Effects of cathode catalyst layer fabrication parameters on the performance of high-temperature polymer electrolyte membrane fuel cells

Abstract

In this work, cathode catalyst layers (CLs) are prepared via the different fabrication techniques of spraying, screen printing, and bar coating to examine the effect of the CL fabrication method on the performance of high-temperature polymer electrolyte membrane fuel cells (HT-PEMFCs). The differences in structural characterizations of CL are caused by the intrinsic characteristics of each fabrication process.

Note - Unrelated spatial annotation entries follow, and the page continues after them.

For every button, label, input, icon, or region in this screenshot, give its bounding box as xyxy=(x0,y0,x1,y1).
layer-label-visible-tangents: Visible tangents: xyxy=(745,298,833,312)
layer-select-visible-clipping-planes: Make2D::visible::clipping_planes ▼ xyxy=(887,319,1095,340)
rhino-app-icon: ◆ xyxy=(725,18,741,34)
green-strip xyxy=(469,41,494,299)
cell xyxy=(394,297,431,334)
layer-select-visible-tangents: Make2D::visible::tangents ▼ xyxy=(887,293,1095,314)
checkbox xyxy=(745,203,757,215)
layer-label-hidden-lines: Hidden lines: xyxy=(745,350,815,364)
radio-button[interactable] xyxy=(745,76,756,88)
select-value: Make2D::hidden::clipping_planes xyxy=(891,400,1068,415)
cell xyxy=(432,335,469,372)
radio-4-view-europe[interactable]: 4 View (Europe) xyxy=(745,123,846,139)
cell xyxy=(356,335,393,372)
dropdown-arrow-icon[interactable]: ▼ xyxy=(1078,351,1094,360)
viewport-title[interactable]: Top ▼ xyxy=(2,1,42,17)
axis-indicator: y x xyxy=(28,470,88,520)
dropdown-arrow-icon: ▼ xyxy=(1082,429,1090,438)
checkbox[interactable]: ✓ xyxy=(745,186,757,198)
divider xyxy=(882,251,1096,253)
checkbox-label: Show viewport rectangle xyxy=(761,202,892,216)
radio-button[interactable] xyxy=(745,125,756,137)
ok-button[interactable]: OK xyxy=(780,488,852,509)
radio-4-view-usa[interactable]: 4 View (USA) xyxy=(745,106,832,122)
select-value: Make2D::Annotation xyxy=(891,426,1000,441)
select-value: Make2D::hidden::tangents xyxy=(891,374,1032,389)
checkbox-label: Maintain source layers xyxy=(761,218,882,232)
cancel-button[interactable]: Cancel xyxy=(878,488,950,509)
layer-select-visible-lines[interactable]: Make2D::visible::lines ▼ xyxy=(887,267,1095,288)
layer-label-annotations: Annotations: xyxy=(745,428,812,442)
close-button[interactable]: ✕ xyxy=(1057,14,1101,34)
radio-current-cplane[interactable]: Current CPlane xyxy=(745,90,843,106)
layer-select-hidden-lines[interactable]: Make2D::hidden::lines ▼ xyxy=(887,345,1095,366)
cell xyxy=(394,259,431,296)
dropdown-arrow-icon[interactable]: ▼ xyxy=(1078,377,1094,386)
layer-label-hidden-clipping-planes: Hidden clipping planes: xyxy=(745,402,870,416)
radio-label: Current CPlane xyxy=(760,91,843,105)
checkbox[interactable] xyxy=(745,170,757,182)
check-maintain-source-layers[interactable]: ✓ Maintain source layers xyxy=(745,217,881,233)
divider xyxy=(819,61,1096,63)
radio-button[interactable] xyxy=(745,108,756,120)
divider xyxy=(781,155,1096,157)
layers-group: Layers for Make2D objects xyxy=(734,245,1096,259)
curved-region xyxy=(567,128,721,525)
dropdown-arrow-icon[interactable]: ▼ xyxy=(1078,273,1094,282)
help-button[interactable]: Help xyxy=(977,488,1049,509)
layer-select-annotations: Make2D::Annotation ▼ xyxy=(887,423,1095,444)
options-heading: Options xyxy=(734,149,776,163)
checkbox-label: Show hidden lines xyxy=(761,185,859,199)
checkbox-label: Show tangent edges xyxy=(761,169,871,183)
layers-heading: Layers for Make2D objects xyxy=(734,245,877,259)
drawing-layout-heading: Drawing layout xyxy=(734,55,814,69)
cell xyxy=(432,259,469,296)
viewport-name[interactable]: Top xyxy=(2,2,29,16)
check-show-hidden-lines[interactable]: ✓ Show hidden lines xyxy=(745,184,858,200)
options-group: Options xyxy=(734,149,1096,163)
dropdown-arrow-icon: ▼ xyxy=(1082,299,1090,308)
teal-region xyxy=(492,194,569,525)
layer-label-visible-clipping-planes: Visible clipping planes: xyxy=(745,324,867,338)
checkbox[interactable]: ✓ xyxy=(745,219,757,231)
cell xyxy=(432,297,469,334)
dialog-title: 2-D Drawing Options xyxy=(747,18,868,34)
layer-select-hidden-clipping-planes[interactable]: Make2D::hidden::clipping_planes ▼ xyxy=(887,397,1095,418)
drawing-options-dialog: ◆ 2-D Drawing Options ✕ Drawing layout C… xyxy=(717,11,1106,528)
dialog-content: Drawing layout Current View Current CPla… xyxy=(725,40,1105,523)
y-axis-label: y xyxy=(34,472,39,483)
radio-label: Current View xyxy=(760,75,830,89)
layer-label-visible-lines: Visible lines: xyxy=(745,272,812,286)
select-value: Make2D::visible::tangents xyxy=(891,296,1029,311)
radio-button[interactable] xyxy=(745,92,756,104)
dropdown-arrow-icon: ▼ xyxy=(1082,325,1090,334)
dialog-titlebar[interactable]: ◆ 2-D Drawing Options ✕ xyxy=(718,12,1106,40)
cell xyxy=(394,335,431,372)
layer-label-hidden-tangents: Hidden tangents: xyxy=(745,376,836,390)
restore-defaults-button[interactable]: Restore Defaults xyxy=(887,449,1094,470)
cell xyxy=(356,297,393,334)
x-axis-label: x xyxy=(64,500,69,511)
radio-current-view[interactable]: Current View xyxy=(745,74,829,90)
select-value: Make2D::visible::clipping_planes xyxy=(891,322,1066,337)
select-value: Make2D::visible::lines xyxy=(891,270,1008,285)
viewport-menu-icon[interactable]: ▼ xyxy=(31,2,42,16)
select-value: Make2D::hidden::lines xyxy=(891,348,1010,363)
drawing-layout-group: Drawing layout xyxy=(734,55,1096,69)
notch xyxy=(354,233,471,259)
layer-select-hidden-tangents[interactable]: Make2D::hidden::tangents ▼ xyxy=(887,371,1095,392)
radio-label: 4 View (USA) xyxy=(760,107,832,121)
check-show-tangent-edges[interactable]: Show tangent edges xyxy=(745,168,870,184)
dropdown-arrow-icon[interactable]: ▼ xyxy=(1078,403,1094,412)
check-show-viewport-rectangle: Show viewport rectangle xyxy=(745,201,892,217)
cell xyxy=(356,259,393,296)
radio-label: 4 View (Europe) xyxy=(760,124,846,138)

The CL deposition and fabrication methods strongly affect the morphology of CL. The CL morphology is investigated with surficial and cross-sectional scanning electron microscopy images, which showed that cracks are generated deeply inside the bar coated CL, but not detected on the sprayed CL. The large cracks in bar- coated CL leads to low proton conductivity resistance in the CL but also makes it difficult for oxygen to approach the reaction sites resulting in high mass transport resistance. The pore size distributions of the CL are also examined by mercury intrusion porosimetry and the results show that the membrane electrode assembly (MEA) with the sprayed CL contains a well-developed pore structure with pore diameters of <1 μm that can be facilitated the mass transfer, yields a peak power density of 383 mW cm−2.